After implementing cost-complexity pruning, you will conduct a cross-evaluation
on a data-set provided by the lecturer. Finally, you will compare the prediction
accuracy of your implementation against regression tree constructions with fixed
heights.

Note that this project mostly focuses on ML programming in Isabelle rather than
interactive theorem proving. The data-set provided by the lecturer is used for
proof method recommendation in Isabelle/HOL. For more details, see our paper on
proof method recommendation [2].

[1] https://www-bcf.usc.edu/~gareth/ISL/   
[2] https://doi.org/10.1145/3238147.3238210 (The pre-print is available at arXiv.)


# Random Forests in Isabelle/ML:

In this project you will develop an Isabelle/ML library that constructs random
forests for multi-output regression problems [1]. 

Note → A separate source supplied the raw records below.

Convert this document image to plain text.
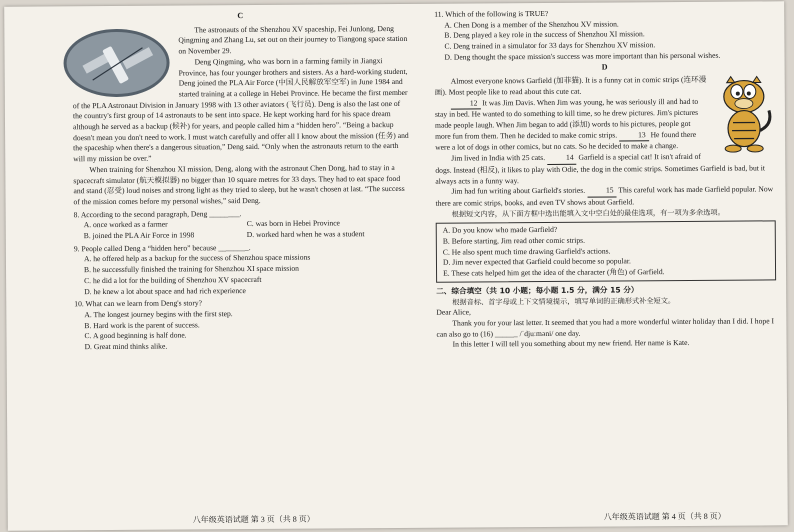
C

The astronauts of the Shenzhou XV spaceship, Fei Junlong, Deng Qingming and Zhang Lu, set out on their journey to Tiangong space station on November 29.

Deng Qingming, who was born in a farming family in Jiangxi Province, has four younger brothers and sisters. As a hard-working student, Deng joined the PLA Air Force (中国人民解放军空军) in June 1984 and started training at a college in Hebei Province. He became the first member of the PLA Astronaut Division in January 1998 with 13 other aviators (飞行员). Deng is also the last one of the country's first group of 14 astronauts to be sent into space. He kept working hard for his space dream although he served as a backup (候补) for years, and people called him a “hidden hero”. “Being a backup doesn't mean you don't need to work. I must watch carefully and offer all I know about the mission (任务) and the spaceship when there's a dangerous situation,” Deng said. “Only when the astronauts return to the earth will my mission be over.”

When training for Shenzhou XI mission, Deng, along with the astronaut Chen Dong, had to stay in a spacecraft simulator (航天模拟器) no bigger than 10 square metres for 33 days. They had to eat space food and stand (忍受) loud noises and strong light as they tried to sleep, but he wasn't chosen at last. “The success of the mission comes before my personal wishes,” said Deng.

8. According to the second paragraph, Deng ________.

A. once worked as a farmer	C. was born in Hebei Province
B. joined the PLA Air Force in 1998	D. worked hard when he was a student

9. People called Deng a “hidden hero” because ________.

A. he offered help as a backup for the success of Shenzhou space missions

B. he successfully finished the training for Shenzhou XI space mission

C. he did a lot for the building of Shenzhou XV spacecraft

D. he knew a lot about space and had rich experience

10. What can we learn from Deng's story?

A. The longest journey begins with the first step.

B. Hard work is the parent of success.

C. A good beginning is half done.

D. Great mind thinks alike.

八年级英语试题 第 3 页（共 8 页）

11. Which of the following is TRUE?

A. Chen Dong is a member of the Shenzhou XV mission.

B. Deng played a key role in the success of Shenzhou XI mission.

C. Deng trained in a simulator for 33 days for Shenzhou XV mission.

D. Deng thought the space mission's success was more important than his personal wishes.

D

Almost everyone knows Garfield (加菲猫). It is a funny cat in comic strips (连环漫画). Most people like to read about this cute cat.

12 It was Jim Davis. When Jim was young, he was seriously ill and had to stay in bed. He wanted to do something to kill time, so he drew pictures. Jim's pictures made people laugh. When Jim began to add (添加) words to his pictures, people got more fun from them. Then he decided to make comic strips. 13 He found there were a lot of dogs in other comics, but no cats. So he decided to make a change.

Jim lived in India with 25 cats. 14 Garfield is a special cat! It isn't afraid of dogs. Instead (相反), it likes to play with Odie, the dog in the comic strips. Sometimes Garfield is bad, but it always acts in a funny way.

Jim had fun writing about Garfield's stories. 15 This careful work has made Garfield popular. Now there are comic strips, books, and even TV shows about Garfield.

根据短文内容，从下面方框中选出能填入文中空白处的最佳选项，有一项为多余选项。

A. Do you know who made Garfield?

B. Before starting, Jim read other comic strips.

C. He also spent much time drawing Garfield's actions.

D. Jim never expected that Garfield could become so popular.

E. These cats helped him get the idea of the character (角色) of Garfield.

二、综合填空（共 10 小题；每小题 1.5 分，满分 15 分）

根据音标、首字母或上下文情境提示，填写单词的正确形式补全短文。

Dear Alice,

Thank you for your last letter. It seemed that you had a more wonderful winter holiday than I did. I hope I can also go to (16) ______ /ˈdjuːməni/ one day.

In this letter I will tell you something about my new friend. Her name is Kate.

八年级英语试题 第 4 页（共 8 页）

After implementing the random forest construction algorithm, you will conduct a
cross-evaluation on a data-set provided by the lecturer. Finally, you will compare
the prediction accuracy of your implementation against regression tree
constructions with fixed heights.

Note that this project mostly focuses on ML programming in Isabelle rather than
interactive theorem proving. The data-set provided by a lecture is used for
proof method recommendation for Isabelle/HOL. For more details, see our paper on
proof method recommendation [2].

[1] https://www-bcf.usc.edu/~gareth/ISL/  
[2] https://doi.org/10.1145/3238147.3238210 (The pre-print is available at arXiv.)

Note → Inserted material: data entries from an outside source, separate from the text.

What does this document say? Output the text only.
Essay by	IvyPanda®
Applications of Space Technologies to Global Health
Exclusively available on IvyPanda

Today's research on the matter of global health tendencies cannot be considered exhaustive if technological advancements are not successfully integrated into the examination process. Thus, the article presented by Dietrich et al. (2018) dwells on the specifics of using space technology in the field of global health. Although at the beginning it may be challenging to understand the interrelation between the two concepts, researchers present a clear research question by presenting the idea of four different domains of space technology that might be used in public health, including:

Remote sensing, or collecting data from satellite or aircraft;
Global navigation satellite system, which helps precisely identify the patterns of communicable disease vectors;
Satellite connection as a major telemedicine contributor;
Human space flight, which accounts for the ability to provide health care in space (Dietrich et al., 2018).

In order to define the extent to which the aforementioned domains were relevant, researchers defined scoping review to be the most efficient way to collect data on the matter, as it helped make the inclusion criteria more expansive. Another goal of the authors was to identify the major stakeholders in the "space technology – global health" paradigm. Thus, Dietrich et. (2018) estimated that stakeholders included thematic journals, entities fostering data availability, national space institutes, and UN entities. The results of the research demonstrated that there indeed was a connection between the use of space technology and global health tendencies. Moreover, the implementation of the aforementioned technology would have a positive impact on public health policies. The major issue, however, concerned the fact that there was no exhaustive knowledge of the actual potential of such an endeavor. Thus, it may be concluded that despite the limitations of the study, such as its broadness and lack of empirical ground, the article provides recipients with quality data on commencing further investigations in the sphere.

# A Lightweight Refutation Tool based on Proof Methods in Isabelle/HOL.

In this project you will build lightweight refutation commands in Isabelle/HOL. 

Isabelle/HOL comes with multiple counter-example finders, such as Quickcheck and
Nitpick. Your challenge is to develop a new refutation tool exploiting existing
proof methods. Given a proof goal, your refutation tool negates the original
goal and applies proof methods to the negated goal. Your tool determines the
original goal is refutable when a proof method discharges the negated goal.
Unlike Quickcheck or Nitpick, your tool will not rely on code-generation or
external tools but will be based on proof methods that are native to
Isabelle/HOL.

Note that this project mostly focuses on ML programming in Isabelle rather than
interactive theorem proving.